About
Hepatocellular carcinoma is the principal form of primary liver cancer, the fifth most common human cancer (with 800000 new cases every year) and the 2nd cause of mortality by cancer worldwide. Hepatocellular carcinoma affects usually patients in their maturity albeit with substantial variations depending on the continent considered (eg 5th decade of life in Africa, 7th in Europe). Hepatitis viruses (B and C), alcohol abuse, mycotoxins and some metabolic diseases represent the most important risk factors of hepatocellular carcinoma.
Hepatocellular carcinoma from young Peruvian patients
We identified in Peru an unusual form of hepatocellular carcinoma with a unique clinical presentation, as it affects patients around age 25 and represents half of the novel cases attending care at the National Institute for Tumor Diseases of Lima (INEN). In collaboration with INEN (Dr E. Ruiz) and the Institut de Recherches pour le Développement (IRD, Drs S. Bertani and E. Deharo), we decided to decipher the molecular processes explaining this unusual presentation. To this aim, we follow a multimodal integrative approach targeting genomic, epigenomic, transcriptomic and viral features. The working hypothesis is that this juvenile form of hepatocellular carcinoma is associated with a particular molecular defect that accelerates the kinetics of tumor development in affected individuals. On a longer term, the secondary objective of our research is to look for a similar or connected defect in young patients (children, adolescents, young adults) developing a carcinoma of any tissue origin in other places of the world.
Our preliminary results indicate that hepatitis B virus (HBV) DNA is found in 80% of liver tissues with younger patients harboring significantly higher virus loads than elder. Furthermore, different types of mutations affecting viral DNA were observed in young or elder individuals suggesting that HBV restriction process is different in each category of patients.
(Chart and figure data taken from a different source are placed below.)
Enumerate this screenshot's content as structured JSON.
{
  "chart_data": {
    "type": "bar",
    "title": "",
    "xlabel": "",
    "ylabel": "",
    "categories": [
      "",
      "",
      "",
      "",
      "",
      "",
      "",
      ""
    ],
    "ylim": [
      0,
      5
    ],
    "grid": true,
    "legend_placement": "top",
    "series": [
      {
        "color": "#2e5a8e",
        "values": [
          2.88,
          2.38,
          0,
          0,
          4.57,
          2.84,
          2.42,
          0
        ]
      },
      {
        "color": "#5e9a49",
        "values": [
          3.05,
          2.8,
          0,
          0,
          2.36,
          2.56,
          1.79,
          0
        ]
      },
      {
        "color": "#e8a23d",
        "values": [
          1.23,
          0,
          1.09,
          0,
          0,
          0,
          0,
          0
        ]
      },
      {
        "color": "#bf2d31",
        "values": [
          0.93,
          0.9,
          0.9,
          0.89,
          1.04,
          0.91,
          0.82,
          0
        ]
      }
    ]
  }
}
We noticed thereafter that various DNA repair proteins, potentially responsible of the observed mutations are differentially expressed in young and elder patients. In parallel, oncogenes and onco-suppressors mutation spectra analysis was carried out on several mutation hostpsots revealing unique features such as a major class of alterations represented by insertions/deletions, a situation suggesting, here again, a significant defect in DNA repair. transcriptome/methylome analyses are currently ongoing to further characterize main pathways altered in young peruvian patients.
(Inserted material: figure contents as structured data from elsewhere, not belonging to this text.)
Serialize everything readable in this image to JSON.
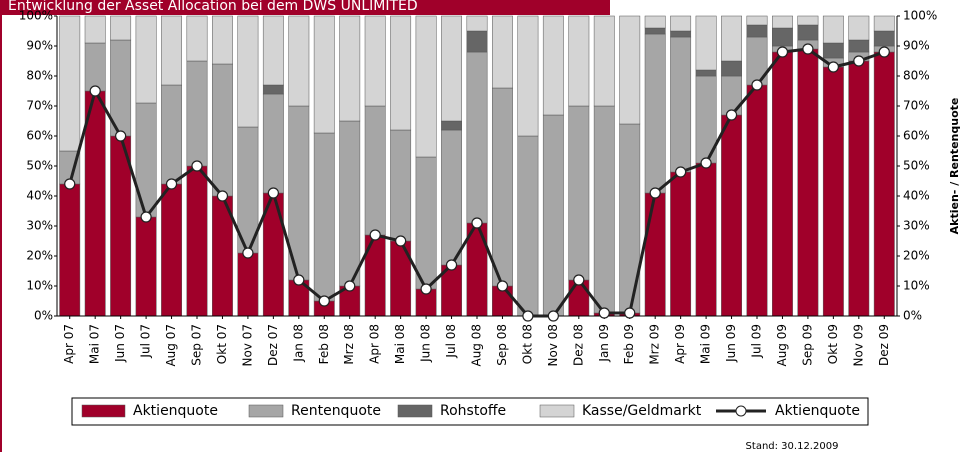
{
  "chart_data": {
    "type": "bar",
    "stacked": true,
    "title": "Entwicklung der Asset Allocation bei dem DWS UNLIMITED",
    "y2_label": "Aktien- / Rentenquote",
    "footnote": "Stand: 30.12.2009",
    "categories": [
      "Apr 07",
      "Mai 07",
      "Jun 07",
      "Jul 07",
      "Aug 07",
      "Sep 07",
      "Okt 07",
      "Nov 07",
      "Dez 07",
      "Jan 08",
      "Feb 08",
      "Mrz 08",
      "Apr 08",
      "Mai 08",
      "Jun 08",
      "Jul 08",
      "Aug 08",
      "Sep 08",
      "Okt 08",
      "Nov 08",
      "Dez 08",
      "Jan 09",
      "Feb 09",
      "Mrz 09",
      "Apr 09",
      "Mai 09",
      "Jun 09",
      "Jul 09",
      "Aug 09",
      "Sep 09",
      "Okt 09",
      "Nov 09",
      "Dez 09"
    ],
    "series": [
      {
        "name": "Aktienquote",
        "color": "#a0002a",
        "values": [
          44,
          75,
          60,
          33,
          44,
          50,
          40,
          21,
          41,
          12,
          5,
          10,
          27,
          25,
          9,
          17,
          31,
          10,
          0,
          0,
          12,
          1,
          1,
          41,
          48,
          51,
          67,
          77,
          88,
          89,
          83,
          85,
          88
        ]
      },
      {
        "name": "Rentenquote",
        "color": "#a6a6a6",
        "values": [
          11,
          16,
          32,
          38,
          33,
          35,
          44,
          42,
          33,
          58,
          56,
          55,
          43,
          37,
          44,
          45,
          57,
          66,
          60,
          67,
          58,
          69,
          63,
          53,
          45,
          29,
          13,
          16,
          2,
          3,
          3,
          3,
          2
        ]
      },
      {
        "name": "Rohstoffe",
        "color": "#666666",
        "values": [
          0,
          0,
          0,
          0,
          0,
          0,
          0,
          0,
          3,
          0,
          0,
          0,
          0,
          0,
          0,
          3,
          7,
          0,
          0,
          0,
          0,
          0,
          0,
          2,
          2,
          2,
          5,
          4,
          6,
          5,
          5,
          4,
          5
        ]
      },
      {
        "name": "Kasse/Geldmarkt",
        "color": "#d4d4d4",
        "values": [
          45,
          9,
          8,
          29,
          23,
          15,
          16,
          37,
          23,
          30,
          39,
          35,
          30,
          38,
          47,
          35,
          5,
          24,
          40,
          33,
          30,
          30,
          36,
          4,
          5,
          18,
          15,
          3,
          4,
          3,
          9,
          8,
          5
        ]
      },
      {
        "name": "Aktienquote",
        "type": "line",
        "color": "#222222",
        "values": [
          44,
          75,
          60,
          33,
          44,
          50,
          40,
          21,
          41,
          12,
          5,
          10,
          27,
          25,
          9,
          17,
          31,
          10,
          0,
          0,
          12,
          1,
          1,
          41,
          48,
          51,
          67,
          77,
          88,
          89,
          83,
          85,
          88
        ]
      }
    ],
    "ylim": [
      0,
      100
    ],
    "yticks": [
      {
        "value": 0,
        "label": "0%"
      },
      {
        "value": 10,
        "label": "10%"
      },
      {
        "value": 20,
        "label": "20%"
      },
      {
        "value": 30,
        "label": "30%"
      },
      {
        "value": 40,
        "label": "40%"
      },
      {
        "value": 50,
        "label": "50%"
      },
      {
        "value": 60,
        "label": "60%"
      },
      {
        "value": 70,
        "label": "70%"
      },
      {
        "value": 80,
        "label": "80%"
      },
      {
        "value": 90,
        "label": "90%"
      },
      {
        "value": 100,
        "label": "100%"
      }
    ],
    "y2lim": [
      0,
      100
    ],
    "y2ticks": [
      {
        "value": 0,
        "label": "0%"
      },
      {
        "value": 10,
        "label": "10%"
      },
      {
        "value": 20,
        "label": "20%"
      },
      {
        "value": 30,
        "label": "30%"
      },
      {
        "value": 40,
        "label": "40%"
      },
      {
        "value": 50,
        "label": "50%"
      },
      {
        "value": 60,
        "label": "60%"
      },
      {
        "value": 70,
        "label": "70%"
      },
      {
        "value": 80,
        "label": "80%"
      },
      {
        "value": 90,
        "label": "90%"
      },
      {
        "value": 100,
        "label": "100%"
      }
    ],
    "legend": "bottom"
  }
}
Detection of free circulating DNA mutations in hepatocellular carcinoma
Hepatocellular carcinoma is a deadly disease and to benefit from curative surgery, patients should be diagnosed early. Unfortunately, because the lack of biomarkers usable to routinely screen patients at-risk of hepatocellular carcinoma, a vast majority of them are not treated by surgery. Free circulating tumor DNA (fcDNA) is currently considered as a promising material (“liquid biopsy”) to detect early tumors or cancer relapse in different tumor types. The aim of our research program is to develop from fcDNA a panel of sensitive markers increasing the proportion of patients with hepatocellular carcinoma detected at an early stage. Patients have been recruited in a joint program with Centre Pasteur du Cameroun in Yaoundé (Dr Richard Njouom) and the Institut Pasteur of Bangui in Central African Republic (CAR, Dr Claudine Bekondi) working in close collaboration with local hospitals (Hôpital Central and Hôpital de l’Amitié, respectively).
We set out to detect point mutations, chromosome copy number variation and aberrant methylation on fcDNA using the most sensitive techniques of amplification available. We are currently testing a series of DNA extracted from patients with and without hepatocellular carcinoma. In parallel, high-throughput sequencing techniques were applied both on DNA from tumor biopsies and fcDNA to detect novel putative African patients-specific mutations. Preliminary results reveal a great consistence of mutation rates in hepatocellular carcinoma patients from Cameroon (42%) and CAR (29%). In addition, patients with chronic liver diseases were also carrying alterations suggesting that mutational process affecting the patients begins, in reality, well before tumor apparition and is easily detectable in the blood. Prospective studies are now warranted to determine whether DNA mutants could predict tumor apparition in individual without tumors at enrollment.